Giovani Martins na cabeça, Febre90s no fone
Gosto do título desse livro. Me lembra o refrão de O trem azul do Lô Borges, embora não tenha nenhuma relação proposital segundo o autor. Ainda assim, enquanto eu lia cada conto do livro de estreia de Geovani Martins, a ideia do título me retornava, me fazendo pensar: por que O sol na cabeça?

Veja, eu sou sergipano. Sol pra mim é mormaço. É o clima abafado da falta de planejamento urbano. O ardor na pele e a dor de cabeça ao sair de casa durante o dia. É a visão escura, as tardes alongadas pelo calor que entorpece, debilita.
Às vezes é praia.
Vi um pouco disso em O sol na cabeça. Martins tem uma escrita quente, podendo queimar ou aquecer a depender do conto. São muitos os artistas que tentam retratar o cotidiano das classes mais baixas através da própria experiência, mas o autor não restringe essas vivências à estereótipos de pobreza e criminalidade, tampouco cai numa falsa complexidade acrítica. Existe certo e errado, bem e mal.
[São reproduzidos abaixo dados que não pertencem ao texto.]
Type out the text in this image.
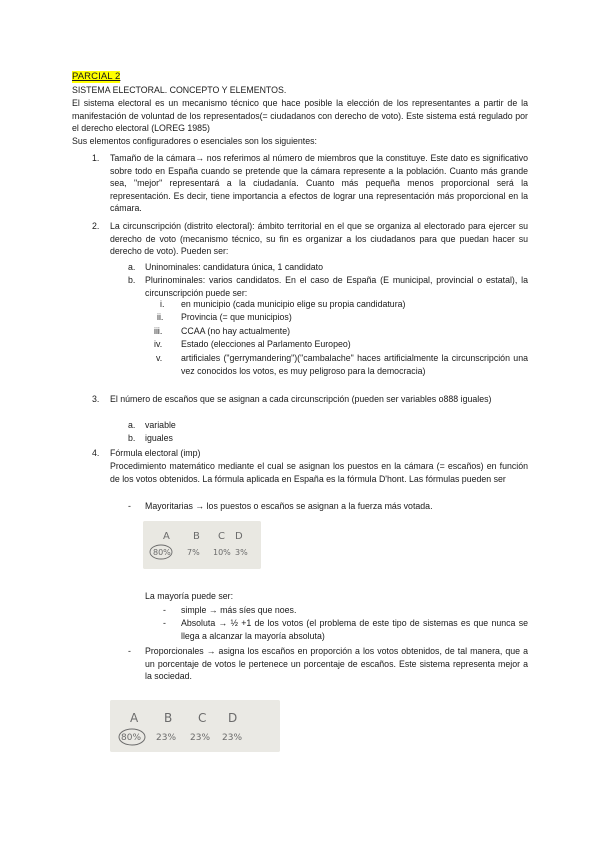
PARCIAL 2
SISTEMA ELECTORAL. CONCEPTO Y ELEMENTOS.
El sistema electoral es un mecanismo técnico que hace posible la elección de los representantes a partir de la manifestación de voluntad de los representados(= ciudadanos con derecho de voto). Este sistema está regulado por el derecho electoral (LOREG 1985)
Sus elementos configuradores o esenciales son los siguientes:
1. Tamaño de la cámara→ nos referimos al número de miembros que la constituye. Este dato es significativo sobre todo en España cuando se pretende que la cámara represente a la población. Cuanto más grande sea, "mejor" representará a la ciudadanía. Cuanto más pequeña menos proporcional será la representación. Es decir, tiene importancia a efectos de lograr una representación más proporcional en la cámara.
2. La circunscripción (distrito electoral): ámbito territorial en el que se organiza al electorado para ejercer su derecho de voto (mecanismo técnico, su fin es organizar a los ciudadanos para que puedan hacer su derecho de voto). Pueden ser:
a. Uninominales: candidatura única, 1 candidato
b. Plurinominales: varios candidatos. En el caso de España (E municipal, provincial o estatal), la circunscripción puede ser:
i. en municipio (cada municipio elige su propia candidatura)
ii. Provincia (= que municipios)
iii. CCAA (no hay actualmente)
iv. Estado (elecciones al Parlamento Europeo)
v. artificiales ("gerrymandering")("cambalache" haces artificialmente la circunscripción una vez conocidos los votos, es muy peligroso para la democracia)
3. El número de escaños que se asignan a cada circunscripción (pueden ser variables o888 iguales)
a. variable
b. iguales
4. Fórmula electoral (imp)
Procedimiento matemático mediante el cual se asignan los puestos en la cámara (= escaños) en función de los votos obtenidos. La fórmula aplicada en España es la fórmula D'hont. Las fórmulas pueden ser
- Mayoritarias → los puestos o escaños se asignan a la fuerza más votada.
A B C D
80% 7% 10% 3%
La mayoría puede ser:
- simple → más síes que noes.
- Absoluta → ½ +1 de los votos (el problema de este tipo de sistemas es que nunca se llega a alcanzar la mayoría absoluta)
- Proporcionales → asigna los escaños en proporción a los votos obtenidos, de tal manera, que a un porcentaje de votos le pertenece un porcentaje de escaños. Este sistema representa mejor a la sociedad.
A B C D
80% 23% 23% 23%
Porém essas noções são tratadas com o respeito que merecem, sem subestimar o leitor e nem excluir a multiplicidade humana.

O livro abre com o conto Rolézim, que narra um dia inteiro na perspectiva de um garoto da favela que sai com alguns amigos para a praia. A intenção era apenas aliviar o calor e fumar um baseado pra passar o tempo, o que é narrado com muita naturalidade através do dialeto carioca.
“(…) ninguém tinha seda! Mó parada, né não, menó? (…) Ninguém queria pedir pros maconheiro playboy lá da praia, tudo mandadão, cheio de marra. Quando eles tão sozinho, olha pra tu tipo que com medo, como se tu fosse sempre na intenção de roubar eles. Aí quando tão de bondão, eles olha tipo que como fosse juntar ni tu. É foda.”
Essa linguagem coloquial atravessa o livro, variando de acordo com a perspectiva dos personagens. Fora de contexto pode causar algum um estranhamento, mas a partir do segundo conto você está imerso na oralidade de tal forma que parece que alguém está contando a história no seu ouvido. Isso me faz pensar o quão legal poderia ser um audiobook dramatizado desse livro.
O segundo conto, Espiral, é talvez o melhor do livro. Narra o processo de percepção de um estudante de que as pessoas o temem pela sua origem. No ponto de ônibus, na rua, adultos o olham de esguelha, escondem bolsas e pertences. O garoto percebe cada vez mais a mudança da linguagem corporal das pessoas e a tensão no ar nos ambientes em que ele chega.
Entretanto, o que poderia parecer um retrato comum do racismo e preconceito de classe fica mais complexo à medida que o personagem enxerga o medo que ele causa com um certo fascínio.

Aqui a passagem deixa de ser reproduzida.